También es un sentimiento encontrado el saber que aunque el Tranco sirvió para darle vida a una comarca entera, los terrenos que fueron anegados eran, al parecer, fértiles huertas de familias que tuvieron que emigrar y dejar sus recuerdos y buena parte de sus vidas allí, sin ir más lejos, uno de mis bisabuelos tuvo vivienda en Bujaraíza (buena parte de sus habitantes fueron realojados en Espeluy).
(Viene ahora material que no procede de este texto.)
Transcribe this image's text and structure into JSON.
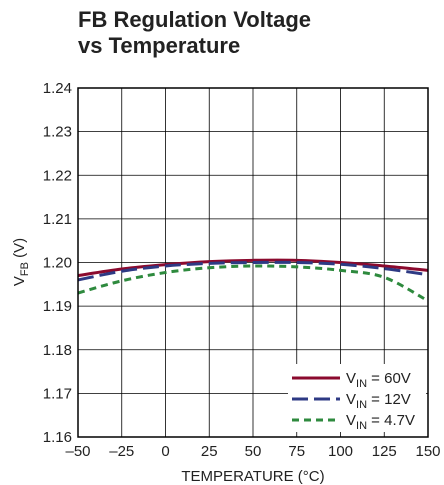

Hay una cierta polémica acerca del nombre del pantano, yo prefiero llamarlo Tranco a secas, tradicionalmente se ha llamado Tranco de Beas, pues según cuentan, los ingenieros del pantano se alojaban en la localidad más populosa de la zona, en Beas de Segura, y quisieron corresponder de esa forma al pueblo que los adoptó. Ciertamente la cabecera pertenece al término de Hornos y sus habitantes reclaman el apellido de su pueblo para el pantano; reivindicaciones aparte el Tranco es y seguirá siendo ese patrimonio al que todos los jiennenses hemos ido o hemos de ir por lo menos una vez en la vida.